You could have a thin skin as a public official if you show resistance and express outrage when asked to provide records by your office. This will undermine your credibility.
By McKenna Horsley, Kentucky Lantern
Republican State Auditor Allison Ball is calling five open records requests from a Kentucky Democratic Party official “an attempt to intimidate me” from investigating how the state’s Office of Medical Cannabis (OMC) processed license applications.
Ball has clashed before with Beshear’s administration about her investigations. In a Monday statement, she said that the Kentucky Democrats sent five Open Records Act Requests to Ball’s office the day after the announcement of the OMC investigation earlier in the month. This can only be described by Kentucky Democrats as an intimidation attempt against Ball to stop the investigation. The Kentucky Democratic Party, however, denied the claims that these requests had anything to do with Ball’s investigations.
Ball told the audience that an official from Finance and Administration Cabinet sent a similar request for public records in response to her recent announcements of investigations conducted by her office into Cabinet Health and Family Services.
Ball commented: “It’s unfortunate that some parties want to use the Open Records Act – an important transparency tool – as a means of political attack. Because I am a firm believer in transparency, I’ve responded fully to KDP and Finance Cabinet requests.
Kentuckians can rest assured these tactics of intimidation will not succeed. Kentuckians elected to me the position of doing my job.
Kentucky Open Records Act: Members of the public can request public records in the state.
Nat Turner, spokesperson of the Kentucky Democratic Party Nat Turner told The Kentucky Lantern: “Ball is trying to fabricate partisan controversy and that what she claims is false.”
Turner stated that the requests were unrelated to her audit.

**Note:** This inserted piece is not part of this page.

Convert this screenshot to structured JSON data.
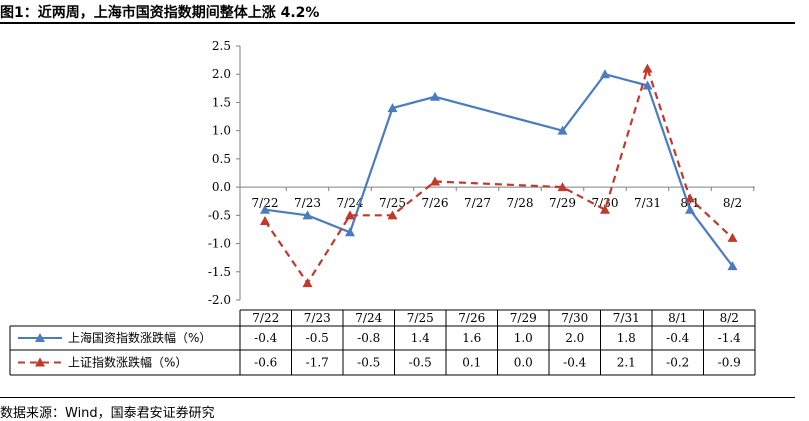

They were records relating to personal grievances and appeals, her travel records, as well as her use of tax payer money for attending a conference on religious leadership. “Transparency matters and Auditor Ball is accountable to Kentuckians.”
Joy Markland shared copies of requests from Democrats, and responses by the Auditors’ Office. These records are dated 18 April and match Turner’s requests. The office of the auditor found that no staff grievances were filed in this fiscal year. Records related to travels, personal appeals or contracts made by the office, however, did appear.

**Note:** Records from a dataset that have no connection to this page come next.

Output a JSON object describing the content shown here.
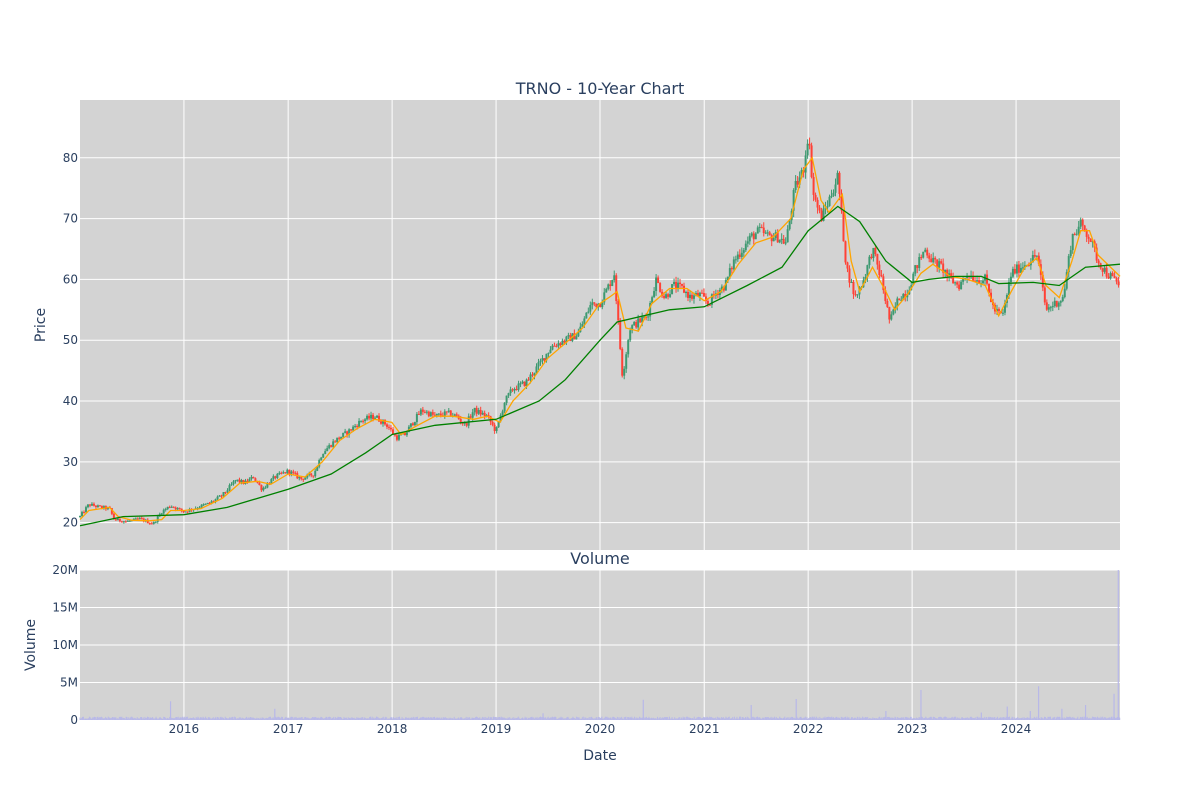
{
  "chart_data": [
    {
      "type": "candlestick",
      "title": "TRNO - 10-Year Chart",
      "ylabel": "Price",
      "ylim": [
        15.5,
        89.5
      ],
      "yticks": [
        20,
        30,
        40,
        50,
        60,
        70,
        80
      ],
      "xlim": [
        "2015-01-01",
        "2024-12-31"
      ],
      "xticks": [
        "2016-01-01",
        "2017-01-01",
        "2018-01-01",
        "2019-01-01",
        "2020-01-01",
        "2021-01-01",
        "2022-01-01",
        "2023-01-01",
        "2024-01-01"
      ],
      "xtick_labels": [
        "2016",
        "2017",
        "2018",
        "2019",
        "2020",
        "2021",
        "2022",
        "2023",
        "2024"
      ],
      "grid": true,
      "colors": {
        "plot_bg": "#d3d3d3",
        "grid": "#ffffff",
        "up": "#3d9970",
        "down": "#ff4136",
        "short_ma": "#ffa500",
        "long_ma": "#008000"
      },
      "close": [
        [
          "2015-01-01",
          21
        ],
        [
          "2015-02-01",
          23
        ],
        [
          "2015-03-15",
          22.5
        ],
        [
          "2015-04-15",
          22.3
        ],
        [
          "2015-05-01",
          20.5
        ],
        [
          "2015-06-15",
          20.2
        ],
        [
          "2015-08-01",
          20.6
        ],
        [
          "2015-09-15",
          19.8
        ],
        [
          "2015-10-15",
          21.8
        ],
        [
          "2015-11-15",
          22.8
        ],
        [
          "2016-01-01",
          21.8
        ],
        [
          "2016-02-15",
          22.5
        ],
        [
          "2016-04-01",
          23.2
        ],
        [
          "2016-05-15",
          24.5
        ],
        [
          "2016-07-01",
          27
        ],
        [
          "2016-08-01",
          26.5
        ],
        [
          "2016-09-01",
          27.5
        ],
        [
          "2016-10-01",
          25.5
        ],
        [
          "2016-11-15",
          27.5
        ],
        [
          "2017-01-01",
          28.5
        ],
        [
          "2017-02-15",
          27.2
        ],
        [
          "2017-04-01",
          28
        ],
        [
          "2017-05-01",
          31.5
        ],
        [
          "2017-06-15",
          33.5
        ],
        [
          "2017-08-01",
          35
        ],
        [
          "2017-09-15",
          36.8
        ],
        [
          "2017-11-01",
          37.5
        ],
        [
          "2017-12-15",
          36
        ],
        [
          "2018-01-15",
          34
        ],
        [
          "2018-02-15",
          34.5
        ],
        [
          "2018-03-15",
          36.5
        ],
        [
          "2018-04-15",
          38.5
        ],
        [
          "2018-06-01",
          37.5
        ],
        [
          "2018-07-15",
          38
        ],
        [
          "2018-08-15",
          37.5
        ],
        [
          "2018-09-15",
          36
        ],
        [
          "2018-10-15",
          38.5
        ],
        [
          "2018-12-01",
          37.5
        ],
        [
          "2019-01-01",
          35
        ],
        [
          "2019-02-01",
          40
        ],
        [
          "2019-03-01",
          42
        ],
        [
          "2019-04-15",
          43
        ],
        [
          "2019-06-01",
          46
        ],
        [
          "2019-07-15",
          49
        ],
        [
          "2019-09-01",
          50
        ],
        [
          "2019-10-15",
          51
        ],
        [
          "2019-12-01",
          56
        ],
        [
          "2019-12-31",
          56
        ],
        [
          "2020-02-01",
          59
        ],
        [
          "2020-02-20",
          61
        ],
        [
          "2020-03-20",
          44
        ],
        [
          "2020-04-15",
          52
        ],
        [
          "2020-05-15",
          53
        ],
        [
          "2020-06-15",
          54
        ],
        [
          "2020-07-15",
          60
        ],
        [
          "2020-08-15",
          57
        ],
        [
          "2020-09-15",
          59
        ],
        [
          "2020-10-15",
          58.5
        ],
        [
          "2020-11-15",
          57
        ],
        [
          "2020-12-15",
          57.5
        ],
        [
          "2021-01-15",
          56
        ],
        [
          "2021-02-15",
          58
        ],
        [
          "2021-03-15",
          59
        ],
        [
          "2021-04-15",
          63
        ],
        [
          "2021-05-15",
          65
        ],
        [
          "2021-06-15",
          67
        ],
        [
          "2021-07-15",
          68
        ],
        [
          "2021-08-15",
          67
        ],
        [
          "2021-09-15",
          67
        ],
        [
          "2021-10-15",
          66
        ],
        [
          "2021-11-15",
          75
        ],
        [
          "2021-12-15",
          78
        ],
        [
          "2022-01-01",
          84
        ],
        [
          "2022-01-20",
          74
        ],
        [
          "2022-02-15",
          70
        ],
        [
          "2022-03-15",
          73
        ],
        [
          "2022-04-15",
          77
        ],
        [
          "2022-05-15",
          62
        ],
        [
          "2022-06-15",
          57
        ],
        [
          "2022-07-15",
          60
        ],
        [
          "2022-08-15",
          65
        ],
        [
          "2022-09-15",
          60
        ],
        [
          "2022-10-15",
          53
        ],
        [
          "2022-11-15",
          57
        ],
        [
          "2022-12-15",
          58
        ],
        [
          "2023-01-15",
          62
        ],
        [
          "2023-02-15",
          65
        ],
        [
          "2023-03-15",
          63
        ],
        [
          "2023-04-15",
          62
        ],
        [
          "2023-05-15",
          60
        ],
        [
          "2023-06-15",
          59
        ],
        [
          "2023-07-15",
          61
        ],
        [
          "2023-08-15",
          60
        ],
        [
          "2023-09-15",
          60
        ],
        [
          "2023-10-15",
          55
        ],
        [
          "2023-11-15",
          54
        ],
        [
          "2023-12-15",
          61
        ],
        [
          "2024-01-15",
          62
        ],
        [
          "2024-02-15",
          63
        ],
        [
          "2024-03-15",
          64
        ],
        [
          "2024-04-15",
          55
        ],
        [
          "2024-05-15",
          56
        ],
        [
          "2024-06-15",
          57
        ],
        [
          "2024-07-15",
          67
        ],
        [
          "2024-08-15",
          69
        ],
        [
          "2024-09-15",
          67
        ],
        [
          "2024-10-15",
          63
        ],
        [
          "2024-11-15",
          61
        ],
        [
          "2024-12-31",
          59
        ]
      ],
      "series": [
        {
          "name": "",
          "role": "short_ma",
          "points": [
            [
              "2015-01-01",
              20.5
            ],
            [
              "2015-02-01",
              22
            ],
            [
              "2015-04-15",
              22.5
            ],
            [
              "2015-05-15",
              21
            ],
            [
              "2015-07-01",
              20.4
            ],
            [
              "2015-09-01",
              20.3
            ],
            [
              "2015-10-15",
              20.5
            ],
            [
              "2015-11-15",
              22
            ],
            [
              "2016-01-01",
              22
            ],
            [
              "2016-03-01",
              22.3
            ],
            [
              "2016-05-15",
              24
            ],
            [
              "2016-07-15",
              26.5
            ],
            [
              "2016-09-15",
              26.8
            ],
            [
              "2016-11-01",
              26.3
            ],
            [
              "2017-01-01",
              28
            ],
            [
              "2017-03-01",
              27.5
            ],
            [
              "2017-05-01",
              30
            ],
            [
              "2017-07-01",
              33.5
            ],
            [
              "2017-09-01",
              35.5
            ],
            [
              "2017-11-01",
              37
            ],
            [
              "2017-12-31",
              36.5
            ],
            [
              "2018-02-01",
              34.5
            ],
            [
              "2018-04-01",
              36
            ],
            [
              "2018-06-01",
              37.5
            ],
            [
              "2018-08-01",
              37.5
            ],
            [
              "2018-10-15",
              37
            ],
            [
              "2018-12-01",
              37.5
            ],
            [
              "2019-01-15",
              36.5
            ],
            [
              "2019-03-01",
              40
            ],
            [
              "2019-05-01",
              43
            ],
            [
              "2019-07-01",
              47
            ],
            [
              "2019-09-01",
              49.5
            ],
            [
              "2019-11-01",
              52
            ],
            [
              "2019-12-31",
              56
            ],
            [
              "2020-02-01",
              57
            ],
            [
              "2020-03-01",
              58
            ],
            [
              "2020-04-01",
              52
            ],
            [
              "2020-05-15",
              51.5
            ],
            [
              "2020-07-01",
              56
            ],
            [
              "2020-09-01",
              58.5
            ],
            [
              "2020-11-01",
              58.5
            ],
            [
              "2021-01-01",
              56.5
            ],
            [
              "2021-03-01",
              58
            ],
            [
              "2021-05-01",
              62.5
            ],
            [
              "2021-07-01",
              66
            ],
            [
              "2021-09-01",
              67
            ],
            [
              "2021-11-01",
              70
            ],
            [
              "2021-12-15",
              78
            ],
            [
              "2022-01-15",
              80
            ],
            [
              "2022-02-15",
              73
            ],
            [
              "2022-03-15",
              71
            ],
            [
              "2022-05-01",
              74
            ],
            [
              "2022-06-01",
              63
            ],
            [
              "2022-07-01",
              58
            ],
            [
              "2022-08-15",
              62
            ],
            [
              "2022-10-01",
              58
            ],
            [
              "2022-11-01",
              55
            ],
            [
              "2022-12-15",
              57.5
            ],
            [
              "2023-02-01",
              61
            ],
            [
              "2023-03-15",
              62.5
            ],
            [
              "2023-05-15",
              60.5
            ],
            [
              "2023-07-15",
              60
            ],
            [
              "2023-09-15",
              59
            ],
            [
              "2023-11-01",
              54
            ],
            [
              "2023-12-15",
              58
            ],
            [
              "2024-02-01",
              62
            ],
            [
              "2024-03-15",
              63.5
            ],
            [
              "2024-04-15",
              59
            ],
            [
              "2024-06-01",
              57
            ],
            [
              "2024-07-15",
              63
            ],
            [
              "2024-08-15",
              68
            ],
            [
              "2024-09-15",
              68
            ],
            [
              "2024-10-15",
              64
            ],
            [
              "2024-12-31",
              60.5
            ]
          ]
        },
        {
          "name": "",
          "role": "long_ma",
          "points": [
            [
              "2015-01-01",
              19.5
            ],
            [
              "2015-06-01",
              21
            ],
            [
              "2016-01-01",
              21.3
            ],
            [
              "2016-06-01",
              22.5
            ],
            [
              "2017-01-01",
              25.5
            ],
            [
              "2017-06-01",
              28
            ],
            [
              "2017-10-01",
              31.5
            ],
            [
              "2018-01-01",
              34.5
            ],
            [
              "2018-06-01",
              36
            ],
            [
              "2019-01-01",
              37
            ],
            [
              "2019-06-01",
              40
            ],
            [
              "2019-09-01",
              43.5
            ],
            [
              "2020-01-01",
              50
            ],
            [
              "2020-03-01",
              53
            ],
            [
              "2020-09-01",
              55
            ],
            [
              "2021-01-01",
              55.5
            ],
            [
              "2021-06-01",
              59
            ],
            [
              "2021-10-01",
              62
            ],
            [
              "2022-01-01",
              68
            ],
            [
              "2022-04-15",
              72
            ],
            [
              "2022-07-01",
              69.5
            ],
            [
              "2022-10-01",
              63
            ],
            [
              "2023-01-01",
              59.5
            ],
            [
              "2023-03-01",
              60
            ],
            [
              "2023-06-01",
              60.5
            ],
            [
              "2023-09-01",
              60.5
            ],
            [
              "2023-11-01",
              59.3
            ],
            [
              "2024-03-01",
              59.5
            ],
            [
              "2024-06-01",
              59
            ],
            [
              "2024-09-01",
              62
            ],
            [
              "2024-12-31",
              62.5
            ]
          ]
        }
      ]
    },
    {
      "type": "bar",
      "title": "Volume",
      "xlabel": "Date",
      "ylabel": "Volume",
      "ylim": [
        0,
        20000000
      ],
      "ytick_labels": [
        "0",
        "5M",
        "10M",
        "15M",
        "20M"
      ],
      "yticks": [
        0,
        5000000,
        10000000,
        15000000,
        20000000
      ],
      "grid": true,
      "colors": {
        "bar": "#b8b8e8"
      },
      "baseline_volume": 300000,
      "spikes": [
        [
          "2015-11-15",
          2500000
        ],
        [
          "2016-11-15",
          1500000
        ],
        [
          "2019-06-15",
          900000
        ],
        [
          "2020-06-01",
          2700000
        ],
        [
          "2021-06-15",
          2000000
        ],
        [
          "2021-11-20",
          2800000
        ],
        [
          "2022-10-01",
          1200000
        ],
        [
          "2023-02-01",
          4000000
        ],
        [
          "2023-09-01",
          1000000
        ],
        [
          "2023-12-01",
          1800000
        ],
        [
          "2024-02-20",
          1200000
        ],
        [
          "2024-03-20",
          4500000
        ],
        [
          "2024-06-10",
          1500000
        ],
        [
          "2024-09-01",
          2000000
        ],
        [
          "2024-12-10",
          3500000
        ],
        [
          "2024-12-25",
          20000000
        ]
      ]
    }
  ]
}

Amye Bensenhaver is a retired Kentucky Assistant Attorney General and the co-founder of and director of the Kentucky Open Government Coalition. She said, “All’s fair in love, and all records are open.” State law was “designed to be nearly blind” to the requester and their reason for asking, with certain limitations on requests that are made commercially.
Bensenhaver stated that Ball’s accusations against the Democratic Party of the State also amounts to “weaponizing” the law.
Bensenhaver explained that “you could end up being a public official with thin skin who expresses anger or resistance when asked to provide records by your own office, but this undermines your credibility when you are asking for records from another agency.”
Open record requests are used by some political staffers to gather information for campaign messages. The office of former Republican Attorney General Daniel Cameron, who was then running for governor in 2023, ruled that Democratic Gov. Andy Beshear’s administration broke the Kentucky Open Records Act by denying a part of the request of the Republican Party of Kentucky. Cameron became the Republican nomination and lost to Beshear.